Energy Bill Negotiations Deadlocked
Last week, David Cameron chaired a meeting of the Quad — the coalition’s decision-making body — at which senior ministers attempted, and failed, to agree the precise content of the Energy Bill. According to a report in The Times, it could result in a cap on new onshore wind farm developments.
Columnist Rachel Sylvester yesterday reported that a “possible compromise” between Energy and Climate Change Secretary Ed Davey and Chancellor George Osborne was on the cards, which could see the Lib Dem agree to a limit on the expansion of onshore wind farms in return for a “wider Treasury commitment on funding” for low carbon energy projects.
It remains unclear whether any deal would result in the Treasury approving plans to create a government-backed company to guarantee financial support for low carbon projects and include a flexible decarbonisation target for the power sector in the final version of the bill.
However, BusinessGreen understands a cap on new onshore wind farms has been discussed in return for Osborne’s support for a package of measures in the bill that he had previously opposed, including the crucial decarbonisation target for 2030.

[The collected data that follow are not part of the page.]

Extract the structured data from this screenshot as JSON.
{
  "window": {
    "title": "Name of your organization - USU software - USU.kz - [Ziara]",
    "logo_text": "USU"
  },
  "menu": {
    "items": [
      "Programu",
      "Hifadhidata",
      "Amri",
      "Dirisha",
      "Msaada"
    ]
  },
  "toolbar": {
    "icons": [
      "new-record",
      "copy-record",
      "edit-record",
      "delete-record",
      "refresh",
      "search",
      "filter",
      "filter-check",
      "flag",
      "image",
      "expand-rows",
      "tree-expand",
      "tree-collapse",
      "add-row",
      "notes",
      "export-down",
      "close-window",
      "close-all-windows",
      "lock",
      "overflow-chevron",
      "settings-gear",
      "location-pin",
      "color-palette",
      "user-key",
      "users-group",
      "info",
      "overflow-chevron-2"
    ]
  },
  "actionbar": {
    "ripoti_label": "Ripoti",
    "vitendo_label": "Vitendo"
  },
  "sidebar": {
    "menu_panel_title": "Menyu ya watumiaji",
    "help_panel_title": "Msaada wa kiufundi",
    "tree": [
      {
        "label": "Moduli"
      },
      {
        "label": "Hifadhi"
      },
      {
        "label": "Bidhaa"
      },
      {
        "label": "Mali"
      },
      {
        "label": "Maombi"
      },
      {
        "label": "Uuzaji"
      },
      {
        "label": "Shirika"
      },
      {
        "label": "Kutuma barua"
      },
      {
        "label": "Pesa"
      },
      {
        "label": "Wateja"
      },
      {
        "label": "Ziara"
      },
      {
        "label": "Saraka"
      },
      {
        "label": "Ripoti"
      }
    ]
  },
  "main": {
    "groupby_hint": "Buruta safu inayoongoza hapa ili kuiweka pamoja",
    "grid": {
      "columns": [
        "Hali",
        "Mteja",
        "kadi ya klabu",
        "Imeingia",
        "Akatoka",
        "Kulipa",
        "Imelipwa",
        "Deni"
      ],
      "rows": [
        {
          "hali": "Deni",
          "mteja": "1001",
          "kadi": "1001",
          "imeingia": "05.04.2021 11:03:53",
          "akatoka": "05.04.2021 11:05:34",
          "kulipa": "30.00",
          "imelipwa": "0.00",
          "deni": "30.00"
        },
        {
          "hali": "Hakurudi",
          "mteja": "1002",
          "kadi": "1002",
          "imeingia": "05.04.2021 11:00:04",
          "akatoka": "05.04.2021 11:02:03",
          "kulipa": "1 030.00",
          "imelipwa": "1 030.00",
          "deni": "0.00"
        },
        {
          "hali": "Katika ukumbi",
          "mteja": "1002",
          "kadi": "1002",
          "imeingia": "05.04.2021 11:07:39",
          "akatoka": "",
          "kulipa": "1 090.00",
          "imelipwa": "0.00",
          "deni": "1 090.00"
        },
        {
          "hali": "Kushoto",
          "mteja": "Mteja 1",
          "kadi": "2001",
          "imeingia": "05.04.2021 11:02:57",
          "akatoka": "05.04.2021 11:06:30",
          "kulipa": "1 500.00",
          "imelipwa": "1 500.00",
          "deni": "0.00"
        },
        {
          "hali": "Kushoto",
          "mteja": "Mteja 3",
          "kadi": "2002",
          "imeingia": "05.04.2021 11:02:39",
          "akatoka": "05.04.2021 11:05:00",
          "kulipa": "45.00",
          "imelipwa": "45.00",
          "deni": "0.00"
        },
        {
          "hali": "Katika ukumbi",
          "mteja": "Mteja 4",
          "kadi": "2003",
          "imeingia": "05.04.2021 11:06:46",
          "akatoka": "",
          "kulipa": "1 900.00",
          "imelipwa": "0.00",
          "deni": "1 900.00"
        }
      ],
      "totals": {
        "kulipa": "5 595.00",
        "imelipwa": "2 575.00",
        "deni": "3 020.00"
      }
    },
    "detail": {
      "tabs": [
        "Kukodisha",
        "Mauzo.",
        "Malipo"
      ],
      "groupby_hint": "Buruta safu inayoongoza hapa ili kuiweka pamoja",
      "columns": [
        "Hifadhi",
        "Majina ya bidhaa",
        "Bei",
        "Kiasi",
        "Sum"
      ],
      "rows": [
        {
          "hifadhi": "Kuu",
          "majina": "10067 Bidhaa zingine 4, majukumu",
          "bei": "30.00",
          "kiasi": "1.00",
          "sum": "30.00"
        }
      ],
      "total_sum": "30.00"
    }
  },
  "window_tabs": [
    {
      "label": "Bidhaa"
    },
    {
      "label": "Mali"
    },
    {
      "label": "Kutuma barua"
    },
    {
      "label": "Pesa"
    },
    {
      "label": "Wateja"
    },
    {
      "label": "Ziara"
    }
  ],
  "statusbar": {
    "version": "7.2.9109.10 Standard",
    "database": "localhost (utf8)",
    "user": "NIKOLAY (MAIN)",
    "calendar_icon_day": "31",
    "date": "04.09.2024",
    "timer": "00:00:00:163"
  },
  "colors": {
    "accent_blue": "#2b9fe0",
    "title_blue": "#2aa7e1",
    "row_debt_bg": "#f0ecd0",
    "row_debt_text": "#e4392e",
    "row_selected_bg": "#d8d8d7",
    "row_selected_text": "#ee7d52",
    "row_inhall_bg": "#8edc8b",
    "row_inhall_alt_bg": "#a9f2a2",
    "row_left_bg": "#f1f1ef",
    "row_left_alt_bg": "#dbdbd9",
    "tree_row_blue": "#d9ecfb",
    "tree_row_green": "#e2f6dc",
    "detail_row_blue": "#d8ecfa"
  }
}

The Times reported that Davey regards restrictions on onshore wind as “a price worth paying for a deal, as his priority is offshore wind”.
A spokeswoman for the Department of Energy and Climate Change (DECC) said reports of a cap on onshore wind farms was “pure speculation”.
“We can’t provide a running commentary on discussions that take place within government,” she added. “Government is committed to encouraging investment in a balanced energy mix.”
Any deal involving a cap on onshore wind energy would be seen as a partial victory for those Conservative MPs who have been leading a vocal campaign against onshore wind farm developments on aesthetic and cost grounds. It could also bring to an end months of policy uncertainty and result in billions of pounds of planned low carbon investment being released.